Let's say "holding patents" is shorthand for "has insight into industry needs and relationships". That's a fair point. One might think that the argument is, insight into industry needs is worth paying a premium to get it. Let's look at this.
Here's what Yudof said he was looking for in a Chancellor at UCD:
http://www.dateline.ucdavis.edu/dl_detail.lasso?id=10842
'He said he also would tell the chosen candidate: "You won't be blamed for the budget cuts, (because) they're not your doing. (And) I don't have an exact schedule, but in five years you'll be able to move Davis up to the next level."'
How is a relationship with industry necessary to get UC Davis "to the next level"? It may be a good premise that Yudof is "managing to the rankings". He has made a big deal about metrics.
Look at the methodology of the most popular rankings:
US News--undergraduate:
http://tinyurl.com/5sbz4h
US News--graduate:
http://tinyurl.com/ktmfpm
Quacquarelli Symonds:
http://tinyurl.com/4xy9qd
Shanghai Jiao Tong University:
http://tinyurl.com/ljppxb
To get to the top of the rankings by "managing to the stats", one will self-promote to other senior administrators (peer assessment figures--elites flock together); increase faculty salaries (another metric for USNews); create lots of small classes, and a few huge ones (50 is the break point for big in USNews--so go much bigger for a few--even use digital support); and focus on research publications in the sciences and hiring faculty who have a major academic prize--i.e., celebrities (in the QS rankings, peer opinion is 40% and citations are 20%; in SJTU rankings, 30% is awards and 60% is mostly science citations).
If it's about rankings, it's mostly about science publications, major awards, and becoming part of the celebrity faculty reviewing club. If association with industry makes for impressing the celebrity academic elite, then it becomes clear why Yudof is willing to pay a premium.

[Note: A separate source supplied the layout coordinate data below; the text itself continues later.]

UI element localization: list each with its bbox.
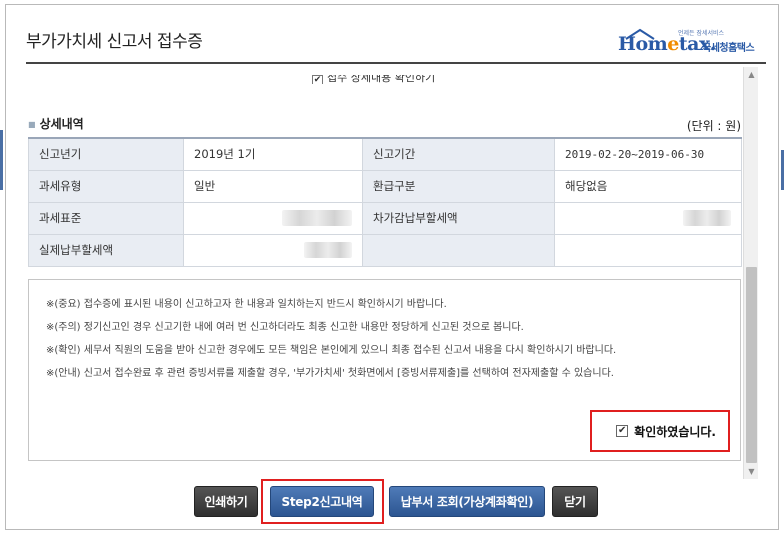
- table-value: [554, 233, 742, 267]
- table-row: 과세표준 차가감납부할세액: [28, 201, 742, 235]
- dialog-title: 부가가치세 신고서 접수증: [26, 32, 203, 52]
- unit-label: (단위 : 원): [686, 119, 741, 133]
- scroll-down-icon[interactable]: ▼: [744, 464, 759, 479]
- vertical-scrollbar[interactable]: ▲ ▼: [743, 67, 758, 479]
- checkbox-icon[interactable]: ✔: [312, 75, 323, 84]
- receipt-dialog: 부가가치세 신고서 접수증 언제든 잠세서비스 Hometax. 국세청홈택스 …: [5, 4, 779, 530]
- confirm-label[interactable]: 확인하였습니다.: [634, 423, 716, 440]
- close-button[interactable]: 닫기: [552, 486, 598, 517]
- table-label: 환급구분: [362, 169, 555, 203]
- scroll-up-icon[interactable]: ▲: [744, 67, 759, 82]
- table-label: 과세표준: [28, 201, 184, 235]
- table-value-redacted: [183, 201, 363, 235]
- table-label: 신고기간: [362, 137, 555, 171]
- content-scroll-area: ✔ 접수 상세내용 확인하기 ■ 상세내역 (단위 : 원) 신고년기 2019년 …: [26, 67, 761, 479]
- notice-item: ※(주의) 정기신고인 경우 신고기한 내에 여러 번 신고하더라도 최종 신고…: [46, 322, 524, 333]
- logo-korean: 국세청홈택스: [702, 43, 755, 54]
- background-window-edge: [0, 130, 3, 190]
- table-row: 과세유형 일반 환급구분 해당없음: [28, 169, 742, 203]
- table-value: 해당없음: [554, 169, 742, 203]
- notice-box: ※(중요) 접수증에 표시된 내용이 신고하고자 한 내용과 일치하는지 반드시…: [28, 279, 741, 461]
- table-row: 신고년기 2019년 1기 신고기간 2019-02-20~2019-06-30: [28, 137, 742, 171]
- title-divider: [26, 62, 766, 64]
- table-value: 일반: [183, 169, 363, 203]
- detail-toggle-label: 접수 상세내용 확인하기: [327, 75, 436, 84]
- table-label: 실제납부할세액: [28, 233, 184, 267]
- confirm-highlight: ✔ 확인하였습니다.: [590, 410, 730, 452]
- section-title: ■ 상세내역: [28, 117, 84, 131]
- notice-item: ※(확인) 세무서 직원의 도움을 받아 신고한 경우에도 모든 책임은 본인에…: [46, 345, 617, 356]
- table-value: 2019-02-20~2019-06-30: [554, 137, 742, 171]
- table-label: [362, 233, 555, 267]
- payment-inquiry-button[interactable]: 납부서 조회(가상계좌확인): [389, 486, 545, 517]
- redacted-value: [282, 210, 352, 226]
- table-value: 2019년 1기: [183, 137, 363, 171]
- bullet-icon: ■: [28, 120, 36, 129]
- table-row: 실제납부할세액: [28, 233, 742, 267]
- notice-item: ※(안내) 신고서 접수완료 후 관련 증빙서류를 제출할 경우, '부가가치세…: [46, 368, 614, 379]
- notice-item: ※(중요) 접수증에 표시된 내용이 신고하고자 한 내용과 일치하는지 반드시…: [46, 299, 447, 310]
- hometax-logo: 언제든 잠세서비스 Hometax. 국세청홈택스: [618, 25, 768, 61]
- redacted-value: [683, 210, 731, 226]
- confirm-checkbox[interactable]: ✔: [616, 425, 629, 437]
- step2-history-button[interactable]: Step2신고내역: [270, 486, 374, 517]
- redacted-value: [304, 242, 352, 258]
- table-label: 신고년기: [28, 137, 184, 171]
- scrollbar-thumb[interactable]: [746, 267, 757, 463]
- table-label: 차가감납부할세액: [362, 201, 555, 235]
- table-label: 과세유형: [28, 169, 184, 203]
- table-value-redacted: [183, 233, 363, 267]
- detail-table: 신고년기 2019년 1기 신고기간 2019-02-20~2019-06-30…: [28, 137, 742, 267]
- button-bar: 인쇄하기 Step2신고내역 납부서 조회(가상계좌확인) 닫기: [6, 479, 780, 524]
- print-button[interactable]: 인쇄하기: [194, 486, 258, 517]
- table-value-redacted: [554, 201, 742, 235]
- detail-toggle-row[interactable]: ✔ 접수 상세내용 확인하기: [312, 75, 435, 84]
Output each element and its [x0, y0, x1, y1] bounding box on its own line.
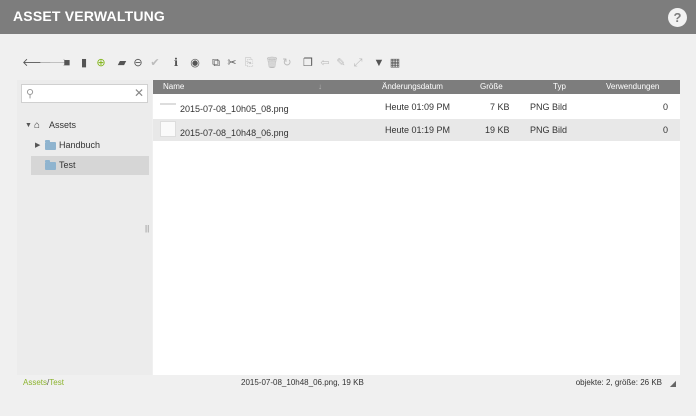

The state, in withdrawing support from the university is saying, fundamentally, 1) we do not believe the connection between research and economic prosperity, or we would be putting more money into university research as a stimulus to the economy; 2) we do not believe that a broadly educated population is critical to stimulating the economy and changing our budget outlook; and 3) we do not believe that there is a connection between the published rankings and what the people of our state need in the here and now.
Arguments by Scull and others for elite reputation correspond to a management commitment to rankings as a goal. The shortest way to reputation--hiring celebrity faculty, suppressing competitors, being secretive with regard to finances, and suppressing adverse educational impacts--makes perfect, rational sense.
That's what the state is being asked to pay for. Downsizing or shuttering campuses that won't get to elite status makes a lot of sense, as does cutting staff salaries (which have nothing to do with rankings) in order to recruit and reward celebrity research faculty and administrators (which will). Pushing greater cost onto students is a trivial decision, as cost of education also has nothing to do with rankings (but selectivity does, and there's no doubt a correlation with higher educational costs and greater student retention).
If legislators and the general public see through this fixation on status over service, that's a credit to them.
Wow, there is a great deal of useful data above!